Hire someone who is an expert in your area

Producing clear content about a technical or complicated subject is a real skill, and it’s not something everyone can do. If you want someone to produce easy-to-read technical content, then you need someone with a proven track record in that area.

‘Content’ isn’t always about producing new content

It’s often about repurposing and editing existing content. Content professionals are not limited to copywriters – there are also editors, proofreaders, strategists and many more. Make sure that you know what you need, and hire the right person for the job.

Digital content

Digital content has more pressure on it than print content. As well as being well-written and punchy, it also needs to take into consideration user experience, analytics and SEO. Web copy isn’t written in a vacuum – it responds to the audience’s needs and works hard to ensure that the right people are being brought to the website. Analytics will tell you whether your content is doing its job.

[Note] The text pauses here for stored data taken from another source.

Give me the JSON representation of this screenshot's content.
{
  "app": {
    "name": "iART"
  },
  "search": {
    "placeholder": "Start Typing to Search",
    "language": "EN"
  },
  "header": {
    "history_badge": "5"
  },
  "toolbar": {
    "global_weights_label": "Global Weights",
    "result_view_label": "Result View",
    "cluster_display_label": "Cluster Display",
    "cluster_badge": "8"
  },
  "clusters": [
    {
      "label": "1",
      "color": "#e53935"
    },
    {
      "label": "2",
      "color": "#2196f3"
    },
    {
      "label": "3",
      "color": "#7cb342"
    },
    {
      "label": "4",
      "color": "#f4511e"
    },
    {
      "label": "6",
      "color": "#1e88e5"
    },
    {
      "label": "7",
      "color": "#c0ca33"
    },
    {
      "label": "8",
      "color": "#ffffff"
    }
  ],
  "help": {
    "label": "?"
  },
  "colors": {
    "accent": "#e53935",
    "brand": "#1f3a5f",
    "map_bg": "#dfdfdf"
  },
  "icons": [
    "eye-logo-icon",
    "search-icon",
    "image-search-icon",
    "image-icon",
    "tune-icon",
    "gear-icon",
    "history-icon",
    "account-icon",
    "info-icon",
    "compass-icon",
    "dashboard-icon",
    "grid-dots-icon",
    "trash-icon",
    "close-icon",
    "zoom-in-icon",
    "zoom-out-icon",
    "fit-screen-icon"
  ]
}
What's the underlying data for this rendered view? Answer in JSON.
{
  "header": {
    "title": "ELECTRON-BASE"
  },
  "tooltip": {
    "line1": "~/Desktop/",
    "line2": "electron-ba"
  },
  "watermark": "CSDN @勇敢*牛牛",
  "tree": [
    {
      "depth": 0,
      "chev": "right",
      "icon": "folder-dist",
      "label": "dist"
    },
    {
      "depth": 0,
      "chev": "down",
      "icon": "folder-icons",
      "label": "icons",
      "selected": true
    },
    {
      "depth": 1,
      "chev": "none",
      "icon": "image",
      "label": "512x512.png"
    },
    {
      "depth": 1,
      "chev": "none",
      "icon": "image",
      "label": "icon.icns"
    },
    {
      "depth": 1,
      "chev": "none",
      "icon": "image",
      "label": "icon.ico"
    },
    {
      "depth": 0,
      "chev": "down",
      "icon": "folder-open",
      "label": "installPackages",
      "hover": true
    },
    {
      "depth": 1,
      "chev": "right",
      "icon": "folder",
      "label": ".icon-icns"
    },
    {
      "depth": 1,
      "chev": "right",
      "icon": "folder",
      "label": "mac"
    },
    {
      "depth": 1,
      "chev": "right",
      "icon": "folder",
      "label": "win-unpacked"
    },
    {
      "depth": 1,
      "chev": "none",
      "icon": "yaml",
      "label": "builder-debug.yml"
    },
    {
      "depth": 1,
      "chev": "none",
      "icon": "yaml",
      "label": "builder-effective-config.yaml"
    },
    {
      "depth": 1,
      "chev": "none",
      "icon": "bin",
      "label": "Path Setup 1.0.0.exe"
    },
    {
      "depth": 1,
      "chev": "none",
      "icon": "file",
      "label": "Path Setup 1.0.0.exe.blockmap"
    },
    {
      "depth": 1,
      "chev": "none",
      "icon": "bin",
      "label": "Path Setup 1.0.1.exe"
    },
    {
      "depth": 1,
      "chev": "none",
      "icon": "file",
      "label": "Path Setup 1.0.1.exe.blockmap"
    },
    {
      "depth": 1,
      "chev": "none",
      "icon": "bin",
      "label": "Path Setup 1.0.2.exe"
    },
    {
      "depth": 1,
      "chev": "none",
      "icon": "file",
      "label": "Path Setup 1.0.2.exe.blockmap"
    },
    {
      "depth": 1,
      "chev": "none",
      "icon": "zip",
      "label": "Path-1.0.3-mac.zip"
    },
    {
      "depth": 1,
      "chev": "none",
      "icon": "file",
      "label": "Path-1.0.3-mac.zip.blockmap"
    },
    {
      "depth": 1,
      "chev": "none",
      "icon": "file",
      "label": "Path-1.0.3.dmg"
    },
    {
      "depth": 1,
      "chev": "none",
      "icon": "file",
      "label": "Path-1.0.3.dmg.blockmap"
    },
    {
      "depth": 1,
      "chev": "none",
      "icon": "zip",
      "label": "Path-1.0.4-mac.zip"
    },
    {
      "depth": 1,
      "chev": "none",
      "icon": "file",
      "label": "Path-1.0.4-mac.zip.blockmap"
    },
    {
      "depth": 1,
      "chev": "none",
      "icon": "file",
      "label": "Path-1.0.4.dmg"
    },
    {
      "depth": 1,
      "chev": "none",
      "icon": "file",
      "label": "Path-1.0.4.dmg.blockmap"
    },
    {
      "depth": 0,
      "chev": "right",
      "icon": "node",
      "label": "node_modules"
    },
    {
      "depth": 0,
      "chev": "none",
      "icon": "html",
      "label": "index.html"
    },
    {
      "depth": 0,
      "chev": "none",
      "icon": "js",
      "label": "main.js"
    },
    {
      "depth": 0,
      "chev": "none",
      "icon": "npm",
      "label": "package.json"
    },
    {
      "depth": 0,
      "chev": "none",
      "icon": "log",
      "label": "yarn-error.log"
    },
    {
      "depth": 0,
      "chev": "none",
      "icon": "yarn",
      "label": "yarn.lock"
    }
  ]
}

Multi-media work is also ‘content’

If you’re producing multi-media content such as videos or podcasts, they should stay true to the tone of voice guidelines. It’s all part of one content strategy, so everything should be aligned.

Content can boost SEO

Search results take into consideration text, PDFs, images, blogs and video. Sharable content like blogs and PDFs help create back-links that boost your SEO, while video is an often overlooked component of search rankings, and one that will have an immediate effect on your SEO.